Many, but not all renewables, are more expensive than oil. Should oil’s tangible (see below) and intangible costs (DoD to protect our overseas oil supply lines, cost of national debt, etc.) be taken into consideration, the price differential may be somewhat smaller. Therefore, If judged on an apples-to-apples basis, renewables may make financial sense, leading to increased usage. Nevertheless, displacement of oil in our society, seems to be a political no no, especially when election time comes around the corner.

An article that ran last month in The New York Times, “Oil Companies Reap Billions From Subsidies,” by  David Kocieniewski, says it all, see

It’s for you to determine what’s truly real and what’s a smoke screen. The article points out:

“……….. an examination of the American tax code indicates that oil production is among the most heavily subsidized businesses, with tax breaks available at virtually every stage of the exploration and extraction process.”

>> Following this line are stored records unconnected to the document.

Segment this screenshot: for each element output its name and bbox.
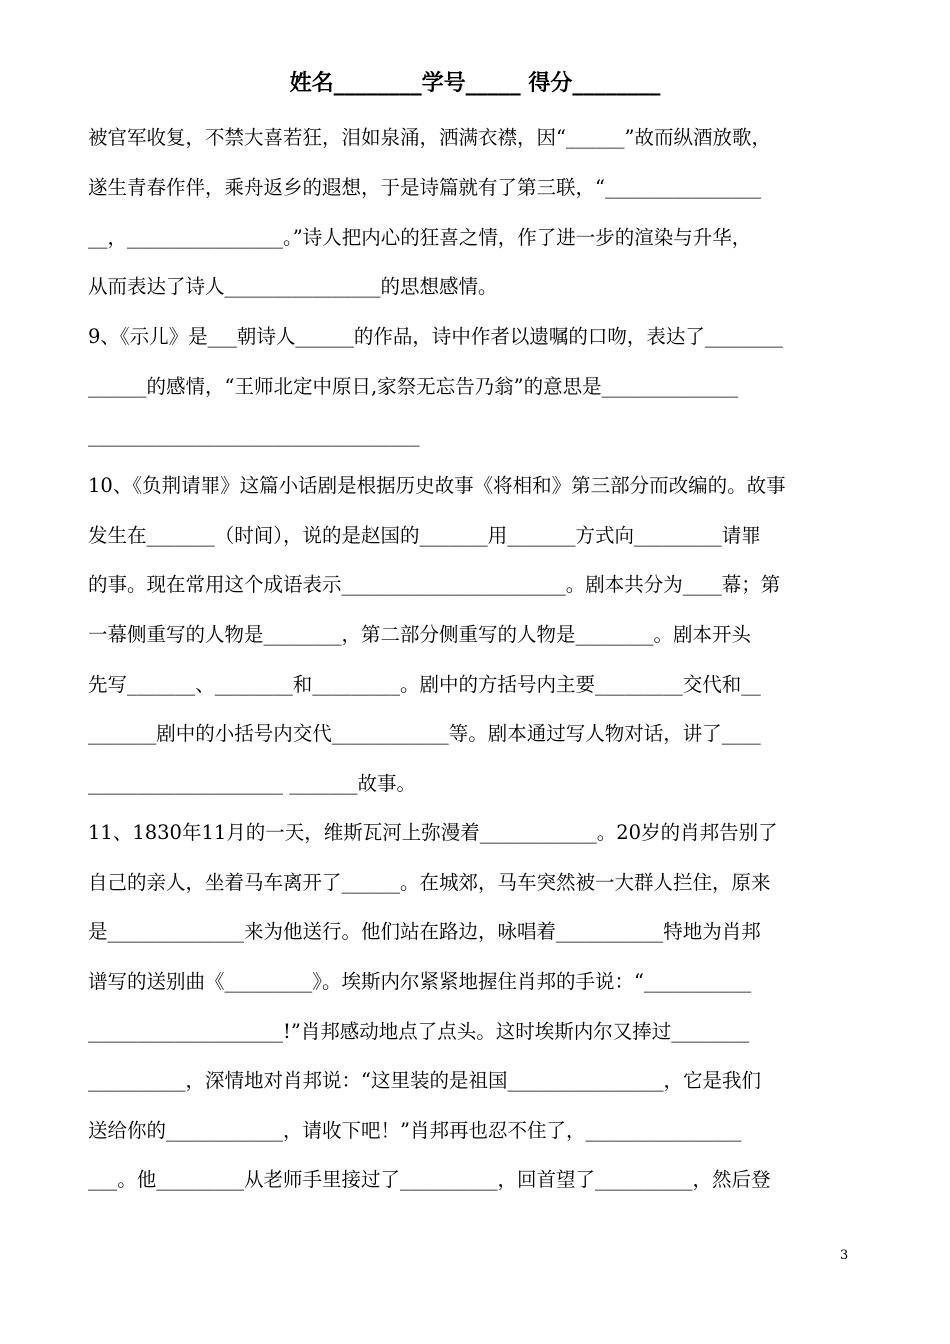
text-line: __________，深情地对肖邦说：“这里装的是祖国________________，它是我们 — [88, 1069, 761, 1092]
text-line: 遂生青春作伴，乘舟返乡的遐想，于是诗篇就有了第三联，“________________ — [88, 176, 761, 199]
text-line: 自己的亲人，坐着马车离开了______。在城郊，马车突然被一大群人拦住，原来 — [88, 871, 771, 894]
text-line: ____________________ _______故事。 — [88, 772, 416, 795]
text-line: 被官军收复，不禁大喜若狂，泪如泉涌，洒满衣襟，因“______”故而纵酒放歌， — [88, 126, 771, 149]
text-line: 谱写的送别曲《_________》。埃斯内尔紧紧地握住肖邦的手说：“___________ — [88, 970, 752, 993]
text-line: 先写_______、________和_________。剧中的方括号内主要_________交代和__ — [88, 673, 761, 696]
text-line: 从而表达了诗人________________的思想感情。 — [88, 275, 498, 298]
question-10-line: 10、《负荆请罪》这篇小话剧是根据历史故事《将相和》第三部分而改编的。故事 — [88, 474, 786, 497]
question-9-line: 9、《示儿》是___朝诗人______的作品，诗中作者以遗嘱的口吻，表达了________ — [88, 325, 783, 348]
page-title: 姓名________学号_____ 得分________ — [289, 70, 661, 96]
question-11-line: 11、1830年11月的一天，维斯瓦河上弥漫着____________。20岁的肖邦告别了 — [88, 821, 778, 844]
text-line: 一幕侧重写的人物是________，第二部分侧重写的人物是________。剧本开头 — [88, 623, 752, 646]
text-line: __，________________。”诗人把内心的狂喜之情，作了进一步的渲染与升华， — [88, 226, 752, 249]
text-line: ___。他_________从老师手里接过了__________，回首望了__________，然后登 — [88, 1168, 771, 1191]
text-line: ______的感情，“王师北定中原日,家祭无忘告乃翁”的意思是______________ — [88, 375, 739, 398]
text-line: 的事。现在常用这个成语表示_______________________。剧本共分为____幕；第 — [88, 573, 781, 596]
text-line: 发生在_______（时间），说的是赵国的_______用_______方式向_________请罪 — [88, 524, 761, 547]
page-number: 3 — [840, 1248, 849, 1263]
text-line: 是______________来为他送行。他们站在路边，咏唱着___________特地为肖邦 — [88, 920, 761, 943]
text-line: __________________________________ — [88, 424, 420, 447]
text-line: _______剧中的小括号内交代____________等。剧本通过写人物对话，讲了____ — [88, 722, 761, 745]
text-line: ____________________!”肖邦感动地点了点头。这时埃斯内尔又捧过________ — [88, 1020, 750, 1043]
text-line: 送给你的____________，请收下吧！”肖邦再也忍不住了，________________ — [88, 1119, 742, 1142]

” According to the most recent study by the Congressional Budget Office, released in 2005, capital investments like oil field leases and drilling equipment are taxed at an effective rate of 9 percent, significantly lower than the overall rate of 25 percent for businesses in general and lower than virtually any other industry.”

“And for many small and midsize oil companies, the tax on capital investments is so low that it is more than eliminated by various credits. These companies’ returns on those investments are often higher after taxes than before.”

“Efforts to curtail the tax breaks are likely to face fierce opposition in Congress; the oil and natural gas industry has spent $340 million on lobbyists since 2008, according to the nonpartisan Center for Responsive Politics, which monitors political spending.”

“We’re giving tax breaks to highly profitable companies to do what they would be doing anyway,” said Sima J. Gandhi, a policy analyst at the Center for American Progress, a liberal research organization. “That’s not an incentive; that’s a giveaway.”

“Some of the tax breaks date back nearly a century, when they were intended to encourage exploration in an era of rudimentary technology, when costly investments frequently produced only dry holes. Because of one lingering provision from the Tariff Act of 1913, many small and midsize oil companies based in the United States can claim deductions for the lost value of tapped oil fields far beyond the amount the companies actually paid for the oil rights.”

“Other tax breaks were born of international politics. In an attempt to deter Soviet influence in the Middle East in the 1950s, the State Department backed a Saudi Arabian accounting maneuver that reclassified the royalties charged by foreign governments to American oil drillers. Saudi Arabia and others began to treat some of the royalties as taxes, which entitled the companies to subtract those payments from their American tax bills. Despite repeated attempts to forbid this accounting practice, companies continue to deduct the payments. The Treasury Department estimates that it will cost $8.2 billion over the next decade.”

“Over the last 10 years, oil companies have also been aggressive in using foreign tax havens. Many rigs, like Deepwater Horizon, are registered in Panama or in the Marshall Islands, where they are subject to lower taxes and less stringent safety and staff regulations. American producers have also aggressively exploited the tax code by opening small offices in low-tax countries. A recent study by Martin A. Sullivan, an economist for the trade publication Tax Analysts, found that the five oil drilling companies that had undergone these “corporate inversions” had saved themselves a total of $4 billion in taxes since 1999.”

“Transocean — which has approximately 18,000 employees worldwide, including 1,300 in Houston and about a dozen in Zug, Switzerland — has saved $1.8 billion in taxes since moving overseas in 1999, the study found.”

“Despite the public anger at the gulf spill, it is far from certain that Congress will eliminate the tax breaks. As recently as 2005, when windfall profits for energy companies prompted even President George W. Bush — a former Texas oilman himself — to publicly call for an end to incentives, the energy bill he and Congress enacted still included $2.6 billion in oil subsidies. In 2007, after Democrats took control of Congress, a move to end the tax breaks failed.”